In recent times, the worlds of retail and logistics have undergone major transformations. Now, we can order the products we want online, and have them delivered to the front door within hours. But it isn’t just home delivery that’s changed: improvements in logistics have also meant that brick-and-mortar shops have been able to bring in a greater variety of goods, at a greater volume than ever before.
All of this naturally conflicts with the great challenge of the day, which is to preserve the environment. If all of the consumer goods, groceries, and takeaway meals were to be delivered in non-sustainable packaging, then this would amount to a considerable burden on the nation’s landfills.
We can, actually, quantify the amount of damage inflicted by non-sustainable packaging. A United Nations report claims that consumption of domestic materials rose by around 65% over the decade leading up to 2020. In some cases, even the impact of recyclable materials isn’t enough – since we can’t always be sure that those materials will be properly disposed of, and not dumped in rivers and oceans.
Using sustainable materials
If you’re a business that’s worried about your public image in a world that’s increasingly environmentally conscious, then you might look to revise your packaging. The best approach, almost always, is to favor materials that are biodegradable. That means recyclable paper and cardboard products, as well as timber for larger items. Certain timbers, like bamboo, will grow extremely quickly, and can therefore be replaced. In this sense, they’re sustainable in a way that plastics and other timbers are not.
What is biodegradable packaging?
Biodegradable packaging is the sort that will naturally decay, in much the same way as plant and animal matter. You can actually think of it as three processes: biodeterioration, which sees the structure of the material naturally weaken, then breakdown by microorganisms, and then assimilation, which sees those materials finally digested by other kinds of microorganisms.

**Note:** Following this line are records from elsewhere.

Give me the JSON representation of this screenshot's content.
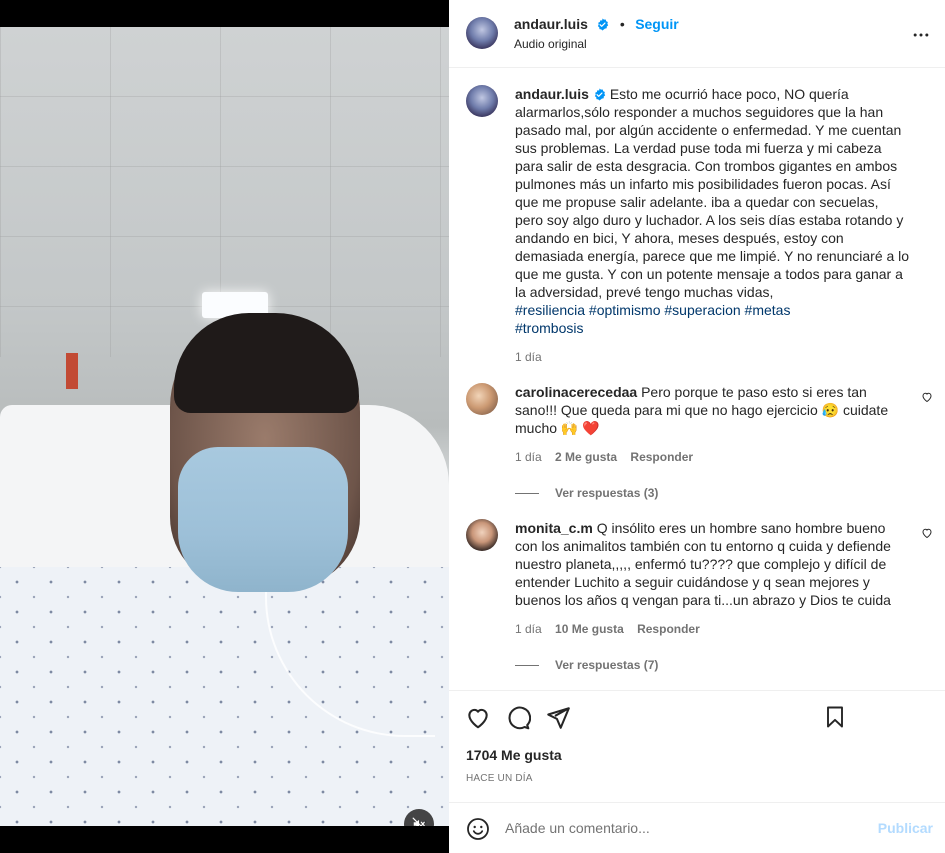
{
  "post": {
    "username": "andaur.luis",
    "follow_label": "Seguir",
    "audio_label": "Audio original",
    "more_icon": "more-options-icon",
    "caption": "Esto me ocurrió hace poco, NO quería alarmarlos,sólo responder a muchos seguidores que la han pasado mal, por algún accidente o enfermedad. Y me cuentan sus problemas. La verdad puse toda mi fuerza y mi cabeza para salir de esta desgracia. Con trombos gigantes en ambos pulmones más un infarto mis posibilidades fueron pocas. Así que me propuse salir adelante. iba a quedar con secuelas, pero soy algo duro y luchador. A los seis días estaba rotando y andando en bici, Y ahora, meses después, estoy con demasiada energía, parece que me limpié. Y no renunciaré a lo que me gusta. Y con un potente mensaje a todos para ganar a la adversidad, prevé tengo muchas vidas,",
    "hashtags_line1": "#resiliencia #optimismo #superacion #metas",
    "hashtags_line2": "#trombosis",
    "time": "1 día"
  },
  "comments": [
    {
      "username": "carolinacerecedaa",
      "text": "Pero porque te paso esto si eres tan sano!!! Que queda para mi que no hago ejercicio 😥 cuidate mucho 🙌 ❤️",
      "time": "1 día",
      "likes": "2 Me gusta",
      "reply": "Responder",
      "view_replies": "Ver respuestas (3)"
    },
    {
      "username": "monita_c.m",
      "text": "Q insólito eres un hombre sano hombre bueno con los animalitos también con tu entorno q cuida y defiende nuestro planeta,,,,, enfermó tu???? que complejo y difícil de entender Luchito a seguir cuidándose y q sean mejores y buenos los años q vengan para ti...un abrazo y Dios te cuida",
      "time": "1 día",
      "likes": "10 Me gusta",
      "reply": "Responder",
      "view_replies": "Ver respuestas (7)"
    }
  ],
  "actions": {
    "likes_count": "1704 Me gusta",
    "posted_time": "HACE UN DÍA"
  },
  "composer": {
    "placeholder": "Añade un comentario...",
    "publish_label": "Publicar"
  },
  "colors": {
    "link_blue": "#0095f6",
    "hashtag_blue": "#00376b",
    "publish_disabled": "#b3dbff",
    "verified_badge": "#0095f6"
  }
}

We should note that the term ‘biodegradable’ doesn’t really account for the harm inflicted by the process of degradation, nor the time it takes for that degradation to occur. A biodegradable shopping bag, for example, might take decades to degrade and release CO2 in the process.
Benefits of sustainable packaging
There are several notable benefits to this kind of packaging. Firstly, they’ll reduce your environmental impact. Second, they’ll help to win over customers and persuade them of your values. Finally, in many cases, they’ll actually work out cheaper than the alternatives.
In a world where consumers are becoming more aware of the natural world and their impact on it, it makes sense to position yourself as environmentally-savvy, and to do so proactively rather than waiting for the market to push you in that direction!